Dari Jakarta sebelum tiba di Kupang, kami transit di Denpasar, menunggu selama 1,5 jam sebelum masuk ke pesawat yang lebih kecil. Tidak ada belalai yang menghubungkan ruang tunggu penumpang dengan pintu pesawat seperti di Soekarno-Hatta. Kami harus berjalan kaki lumayan jauh dari ruang tunggu penumpang hingga ke tangga pesawat. Dengan koper belasan kilogram itu! Untung ada Siriet yang jalannya cukup lambat sehingga aku mendapat teman untuk berlelet-ria.
Dalam perjalanan menuju tangga pesawat di bawah terik matahari, aku disapa oleh seorang bapak berbadan besar, tidak terlalu tinggi, berkacamata dan berwajah ramah, ”Ini rombongan dokter yang mau ke Kupang ya?” Rombongan kami yang terdiri atas 7 orang yang akan turun di Kupang dan sekitar 13 orang turun di Dili.

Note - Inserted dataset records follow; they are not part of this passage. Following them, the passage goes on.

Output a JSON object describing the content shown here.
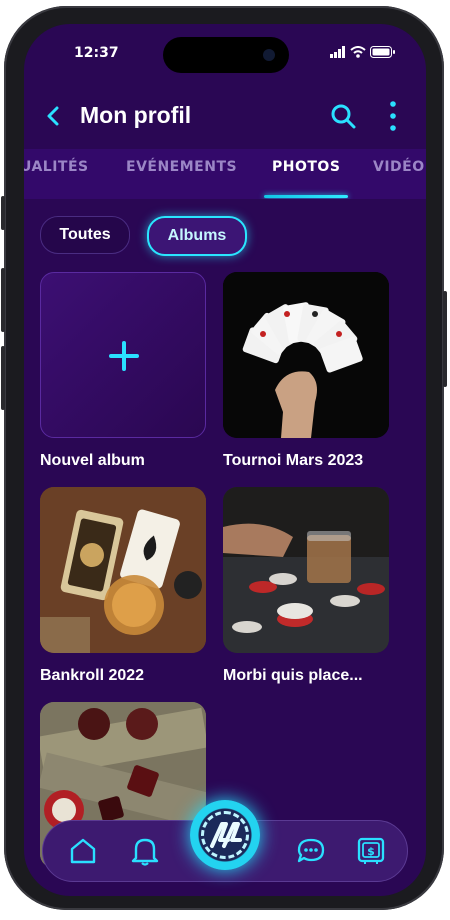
{
  "status_bar": {
    "time": "12:37"
  },
  "header": {
    "title": "Mon profil"
  },
  "tabs": [
    {
      "label": "UALITÉS"
    },
    {
      "label": "EVÉNEMENTS"
    },
    {
      "label": "PHOTOS",
      "active": true
    },
    {
      "label": "VIDÉO"
    }
  ],
  "filters": {
    "all": "Toutes",
    "albums": "Albums",
    "selected": "Albums"
  },
  "albums": [
    {
      "label": "Nouvel album",
      "type": "new"
    },
    {
      "label": "Tournoi Mars 2023"
    },
    {
      "label": "Bankroll 2022"
    },
    {
      "label": "Morbi quis place..."
    },
    {
      "label": ""
    }
  ],
  "colors": {
    "background": "#2a0754",
    "accent": "#2ae6ff",
    "tabbar": "#33096a"
  },
  "bottom_nav": [
    "home-icon",
    "bell-icon",
    "poker-chip-logo",
    "chat-icon",
    "wallet-icon"
  ]
}
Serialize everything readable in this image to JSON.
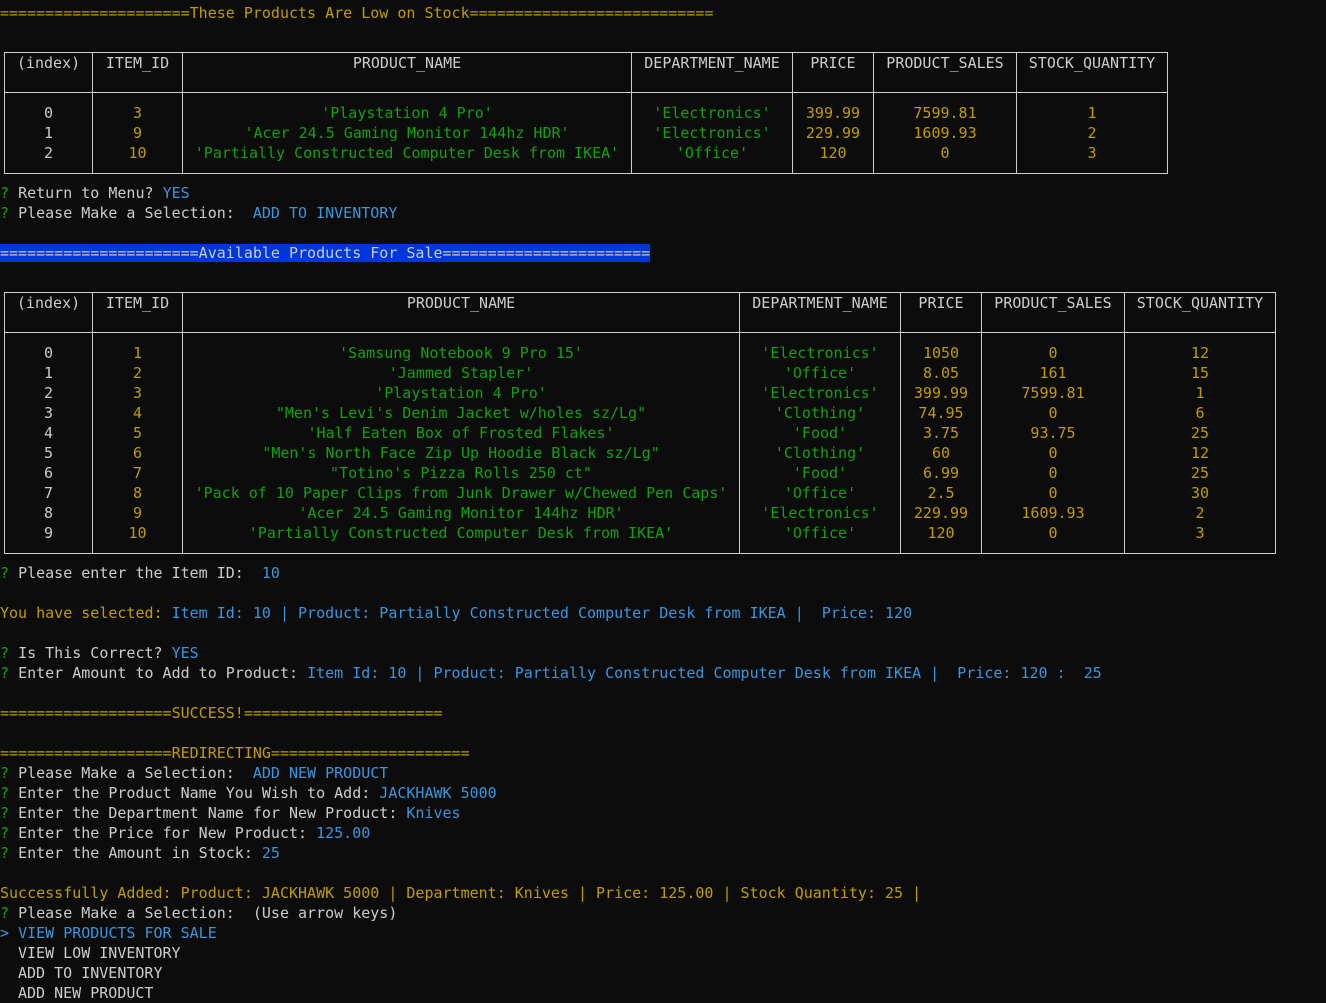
{
  "low_stock": {
    "banner": "=====================These Products Are Low on Stock===========================",
    "headers": [
      "(index)",
      "ITEM_ID",
      "PRODUCT_NAME",
      "DEPARTMENT_NAME",
      "PRICE",
      "PRODUCT_SALES",
      "STOCK_QUANTITY"
    ],
    "rows": [
      {
        "index": "0",
        "item_id": "3",
        "product_name": "'Playstation 4 Pro'",
        "department_name": "'Electronics'",
        "price": "399.99",
        "product_sales": "7599.81",
        "stock_quantity": "1"
      },
      {
        "index": "1",
        "item_id": "9",
        "product_name": "'Acer 24.5 Gaming Monitor 144hz HDR'",
        "department_name": "'Electronics'",
        "price": "229.99",
        "product_sales": "1609.93",
        "stock_quantity": "2"
      },
      {
        "index": "2",
        "item_id": "10",
        "product_name": "'Partially Constructed Computer Desk from IKEA'",
        "department_name": "'Office'",
        "price": "120",
        "product_sales": "0",
        "stock_quantity": "3"
      }
    ]
  },
  "prompts1": {
    "return_menu_q": "Return to Menu?",
    "return_menu_a": "YES",
    "selection_q": "Please Make a Selection:",
    "selection_a": "ADD TO INVENTORY"
  },
  "available": {
    "banner": "======================Available Products For Sale=======================",
    "headers": [
      "(index)",
      "ITEM_ID",
      "PRODUCT_NAME",
      "DEPARTMENT_NAME",
      "PRICE",
      "PRODUCT_SALES",
      "STOCK_QUANTITY"
    ],
    "rows": [
      {
        "index": "0",
        "item_id": "1",
        "product_name": "'Samsung Notebook 9 Pro 15'",
        "department_name": "'Electronics'",
        "price": "1050",
        "product_sales": "0",
        "stock_quantity": "12"
      },
      {
        "index": "1",
        "item_id": "2",
        "product_name": "'Jammed Stapler'",
        "department_name": "'Office'",
        "price": "8.05",
        "product_sales": "161",
        "stock_quantity": "15"
      },
      {
        "index": "2",
        "item_id": "3",
        "product_name": "'Playstation 4 Pro'",
        "department_name": "'Electronics'",
        "price": "399.99",
        "product_sales": "7599.81",
        "stock_quantity": "1"
      },
      {
        "index": "3",
        "item_id": "4",
        "product_name": "\"Men's Levi's Denim Jacket w/holes sz/Lg\"",
        "department_name": "'Clothing'",
        "price": "74.95",
        "product_sales": "0",
        "stock_quantity": "6"
      },
      {
        "index": "4",
        "item_id": "5",
        "product_name": "'Half Eaten Box of Frosted Flakes'",
        "department_name": "'Food'",
        "price": "3.75",
        "product_sales": "93.75",
        "stock_quantity": "25"
      },
      {
        "index": "5",
        "item_id": "6",
        "product_name": "\"Men's North Face Zip Up Hoodie Black sz/Lg\"",
        "department_name": "'Clothing'",
        "price": "60",
        "product_sales": "0",
        "stock_quantity": "12"
      },
      {
        "index": "6",
        "item_id": "7",
        "product_name": "\"Totino's Pizza Rolls 250 ct\"",
        "department_name": "'Food'",
        "price": "6.99",
        "product_sales": "0",
        "stock_quantity": "25"
      },
      {
        "index": "7",
        "item_id": "8",
        "product_name": "'Pack of 10 Paper Clips from Junk Drawer w/Chewed Pen Caps'",
        "department_name": "'Office'",
        "price": "2.5",
        "product_sales": "0",
        "stock_quantity": "30"
      },
      {
        "index": "8",
        "item_id": "9",
        "product_name": "'Acer 24.5 Gaming Monitor 144hz HDR'",
        "department_name": "'Electronics'",
        "price": "229.99",
        "product_sales": "1609.93",
        "stock_quantity": "2"
      },
      {
        "index": "9",
        "item_id": "10",
        "product_name": "'Partially Constructed Computer Desk from IKEA'",
        "department_name": "'Office'",
        "price": "120",
        "product_sales": "0",
        "stock_quantity": "3"
      }
    ]
  },
  "prompts2": {
    "item_id_q": "Please enter the Item ID:",
    "item_id_a": "10",
    "selected_label": "You have selected:",
    "selected_value": "Item Id: 10 | Product: Partially Constructed Computer Desk from IKEA |  Price: 120",
    "correct_q": "Is This Correct?",
    "correct_a": "YES",
    "amount_q": "Enter Amount to Add to Product:",
    "amount_context": "Item Id: 10 | Product: Partially Constructed Computer Desk from IKEA |  Price: 120 :",
    "amount_a": "25"
  },
  "success_banner": "===================SUCCESS!======================",
  "redirect_banner": "===================REDIRECTING======================",
  "prompts3": {
    "selection_q": "Please Make a Selection:",
    "selection_a": "ADD NEW PRODUCT",
    "name_q": "Enter the Product Name You Wish to Add:",
    "name_a": "JACKHAWK 5000",
    "dept_q": "Enter the Department Name for New Product:",
    "dept_a": "Knives",
    "price_q": "Enter the Price for New Product:",
    "price_a": "125.00",
    "stock_q": "Enter the Amount in Stock:",
    "stock_a": "25"
  },
  "added_message": "Successfully Added: Product: JACKHAWK 5000 | Department: Knives | Price: 125.00 | Stock Quantity: 25 |",
  "menu": {
    "question": "Please Make a Selection:",
    "hint": "(Use arrow keys)",
    "pointer": ">",
    "options": [
      "VIEW PRODUCTS FOR SALE",
      "VIEW LOW INVENTORY",
      "ADD TO INVENTORY",
      "ADD NEW PRODUCT"
    ]
  },
  "qmark": "?",
  "colors": {
    "background": "#0c0c0c",
    "text": "#cccccc",
    "yellow": "#c19c00",
    "green": "#13a10e",
    "blue": "#3b78ff",
    "selection": "#0037da"
  }
}
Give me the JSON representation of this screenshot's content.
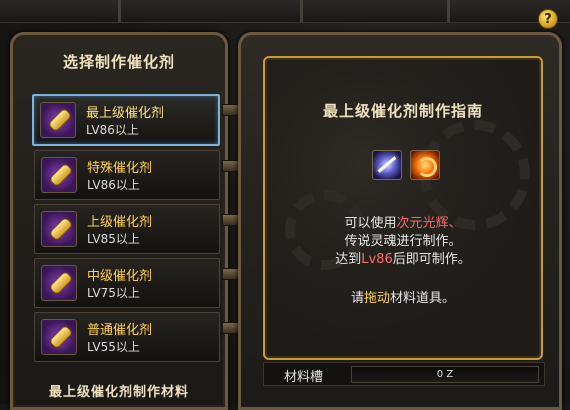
{
  "left_panel": {
    "title": "选择制作催化剂",
    "footer": "最上级催化剂制作材料",
    "items": [
      {
        "name": "最上级催化剂",
        "level": "LV86以上",
        "selected": true
      },
      {
        "name": "特殊催化剂",
        "level": "LV86以上",
        "selected": false
      },
      {
        "name": "上级催化剂",
        "level": "LV85以上",
        "selected": false
      },
      {
        "name": "中级催化剂",
        "level": "LV75以上",
        "selected": false
      },
      {
        "name": "普通催化剂",
        "level": "LV55以上",
        "selected": false
      }
    ]
  },
  "guide": {
    "title": "最上级催化剂制作指南",
    "line1_prefix": "可以使用",
    "line1_highlight": "次元光辉、",
    "line2": "传说灵魂进行制作。",
    "line3_prefix": "达到",
    "line3_highlight": "Lv86",
    "line3_suffix": "后即可制作。",
    "line4_prefix": "请",
    "line4_highlight": "拖动",
    "line4_suffix": "材料道具。",
    "materials": [
      "dimension-light-icon",
      "legend-soul-icon"
    ]
  },
  "slot": {
    "label": "材料槽",
    "value": "0 Z"
  },
  "help": {
    "symbol": "?"
  },
  "colors": {
    "accent_gold": "#ffd34a",
    "highlight_red": "#ff6a6a",
    "selected_border": "#7fb0d8",
    "frame": "#6b5a40"
  }
}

Mungkin tingkah laku kami mencolok mata, sehingga bapak itu menyapa saya, yang kebetulan berjalan di dekatnya.
Bawaanku yang berat memperlambat jalanku. Meskipun Si Bapak tadi jelas-jelas lebih berat daripada koperku, tapi dia membawanya setiap hari, setiap jam sepanjang tahun, jadi pasti sudah terbiasa. Buktinya dia bisa berjalan lebih cepat dan memasuki badan pesawat lebih dahulu. Ketika aku akhirnya berhasil masuk meskti dengan nafas terengah-engah, Si Bapak sudah duduk dengan manisnya di bangku paling depan di barisan kanan. Bangku di sebelahnya masih kosong. Eh... Si Bapak menyapaku lagi, ”Yuk, duduk di sini.” dengan senyumnya yang ramah itu sambil menunjuk bangku di sebelahnya..... ”Terimakasih, Pak. Bangku saya di belakang.” Duh... kok iseng banget sih!
Hari ketiga di Kupang..... kami ber-7 diundang ke kantor Pak Fernandez, gubernur NTT saat itu. Selama tiga hari pertama, semua orang asli NTT yang kami jumpai membuat kami berpikir bahwa semua orang Kupang tirus, hitam terbakar, rambut keriting dan berwajah susah. Jangan salahkan kami kalau kami membayangkan sedang menanti orang serupa ini di ruangan besar dan sejuk di kantor gubernur.
Kami tidak perlu menunggu lama dan membayangkan yang tidak-tidak. Tidak sampai 15 menit....muncullah sosok yang tidak asing buatku. Tiba-tiba Siriet menyikutku, membuat nafasku tertahan sejenak. Si Bapak yang menyapaku di Denpasar! Untung posisi dudukku cukup terhalang oleh teman-temanku yang lain, jadi pasti Si Bapak tidak akan melihatku.